Cinco minutos à espera, pareciam os centros de atendimento da PT. Mas lá veio uma voz feminina, rouca, de cantora de blues escandinava, nascida algures na Serra Leoa. Perguntou-lhe educadamente: em que posso ajudar? Ligue-me ao professor, replicou. Depois de alguns entraves, de dificuldades várias, lá conseguiu que a mulher aceitasse transferir a chamada.

Uma voz masculina, igualmente rouca, sem nada de escandinavo, atendeu e saudou-o. Então, como está? Quase não me apanhavas que estou mesmo para ir-me embora para casa na outra margem, tenho uma festa, a minha sogra faz anos, o seu assunto está estudado, como é que quer. Pode ser relatório escrito, feito em computador, uma folha tamanho A4, envio pelo correio, à cobrança. Ou então relatório verbal, dez minutos de conversa no máximo, envio de cheque amanhã de manhã.

Optou pelo relatório telefónico, o professor confiava que na manhã seguinte lhe enviaria o cheque, não sabia que se não deve confiar nunca no Estado. Tinha poderes mágicos mas não chegavam para tanto, pareciam até mesmo inferiores ao do Luís de Matos a fazer aparecer futebolistas onde antes apenas havia desajeitados apanha bolas.

Bem, vamos começar com isto. Antes de mais você nunca mais chega aqui a esconder a cara a pensar que me engana. Depois para mim é vulgar atender personalidades importantes, desde jogadores de futebol, a dirigentes desportivos, a políticos, a empresários. Ser primeiro ministro não faz diferença, nem tem desconto nem se autorizam prestações. Cada um é como cada qual, todos diferentes todos iguais, uns mais iguais do que os outros. O Mantorras já cá veio por causa do joelho, o Nuno Gomes por causa do casamento, o Zé Maria por causa do namoro, etc.

Você o que interessa é na política. Você tem mais baralhos de cartas do que eu, tem lenga-lenga que chega e sobra, mas não cuida das coisas como deve ser. Tem que se acautelar com os seus ministros, alguns são perigosos. Como alguns também são meus clientes não vou dizer os nomes deles. Você depois adivinha-lhes. Um que mora num forte, cuidado que se te apanha a atravessares a rua passa-te a ferro. E foge num carro grande. E cuidado com os infiltrados que ele á capaz de contratar uma gaja já usada, um bocado em mau estado, para ir ganhar a tua confiança no gabinete. Levar-te ao casino para jogar nas máquinas, acompanhar-te para o estádio do Benfica, ir jantar contigo aos restaurantes do Guincho. Ou ir para mais longe, mesmo até Sesimbra. Ganhar a tua confiança. Depois perdes a confiança da Margarida estás a ver. E com o casamento não tens problemas, ela gosta de peixe, confunde-te com um cherne, evita que te cortem às postas para grelhar.
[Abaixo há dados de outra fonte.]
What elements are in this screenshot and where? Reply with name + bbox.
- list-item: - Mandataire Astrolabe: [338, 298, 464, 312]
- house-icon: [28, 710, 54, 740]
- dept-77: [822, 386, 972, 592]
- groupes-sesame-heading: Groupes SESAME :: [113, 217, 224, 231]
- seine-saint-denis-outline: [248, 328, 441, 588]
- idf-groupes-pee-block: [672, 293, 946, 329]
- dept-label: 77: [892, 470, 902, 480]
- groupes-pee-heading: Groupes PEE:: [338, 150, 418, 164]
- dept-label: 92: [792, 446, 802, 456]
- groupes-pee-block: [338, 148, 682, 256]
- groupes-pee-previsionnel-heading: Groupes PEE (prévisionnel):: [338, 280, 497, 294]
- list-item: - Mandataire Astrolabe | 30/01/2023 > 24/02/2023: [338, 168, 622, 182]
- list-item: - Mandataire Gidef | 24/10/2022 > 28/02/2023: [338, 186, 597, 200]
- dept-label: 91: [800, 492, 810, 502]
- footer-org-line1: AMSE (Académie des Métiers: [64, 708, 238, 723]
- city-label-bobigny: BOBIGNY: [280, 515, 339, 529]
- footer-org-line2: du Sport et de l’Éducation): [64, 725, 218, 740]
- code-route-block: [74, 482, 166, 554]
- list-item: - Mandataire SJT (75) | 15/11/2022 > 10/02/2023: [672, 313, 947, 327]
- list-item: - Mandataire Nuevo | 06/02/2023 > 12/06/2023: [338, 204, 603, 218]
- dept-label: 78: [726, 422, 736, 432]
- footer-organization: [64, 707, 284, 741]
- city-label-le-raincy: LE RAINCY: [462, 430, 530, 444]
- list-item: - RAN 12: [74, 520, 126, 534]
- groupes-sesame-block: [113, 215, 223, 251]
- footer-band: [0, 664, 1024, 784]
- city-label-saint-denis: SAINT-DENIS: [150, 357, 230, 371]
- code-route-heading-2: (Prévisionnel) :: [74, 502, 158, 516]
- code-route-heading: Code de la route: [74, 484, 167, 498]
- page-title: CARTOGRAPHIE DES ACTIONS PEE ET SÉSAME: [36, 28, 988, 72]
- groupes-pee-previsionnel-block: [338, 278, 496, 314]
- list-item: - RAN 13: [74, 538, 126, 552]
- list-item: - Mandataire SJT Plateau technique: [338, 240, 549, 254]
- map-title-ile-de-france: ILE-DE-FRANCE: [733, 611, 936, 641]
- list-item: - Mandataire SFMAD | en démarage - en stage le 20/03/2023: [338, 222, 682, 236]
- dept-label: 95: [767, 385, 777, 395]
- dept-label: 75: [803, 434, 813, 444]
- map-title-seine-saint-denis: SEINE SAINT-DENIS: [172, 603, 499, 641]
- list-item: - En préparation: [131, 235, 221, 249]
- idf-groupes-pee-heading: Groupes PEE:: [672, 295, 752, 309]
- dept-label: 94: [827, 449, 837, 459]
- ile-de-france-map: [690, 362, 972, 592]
Para prevenir vais mandar cá os teus ministros, um de cada vez, pagamento na primeira consulta, à boca do cofre, sem recibo. Sim, mesmo a Manuela vai ter que ser assim. Para ti, comissão de vinte por cento, em dinheiro, sem documento. Toma lá, dá cá! E ainda a garantia de te dar protecção, anular os teus adversários políticos, mantê-los à distância. O Ferro entretido com o neto e com o Gaspar. O Carvalhas nas termas, em S. Pedro do Sul. O Louçã, ora, a recolher alimentos para os subnutridos do corno de África no dia mundial contra a fome. O Paulo, esse é teu aliado mas é mais perigoso do que qualquer outro. Vou pôr o Monteiro, aquele alto e magro, de óculos, a tomar conta dele. Vai lhe encurtar a trela, não te preocupes. Deixa que desse nem a Cinha depois se aproveita!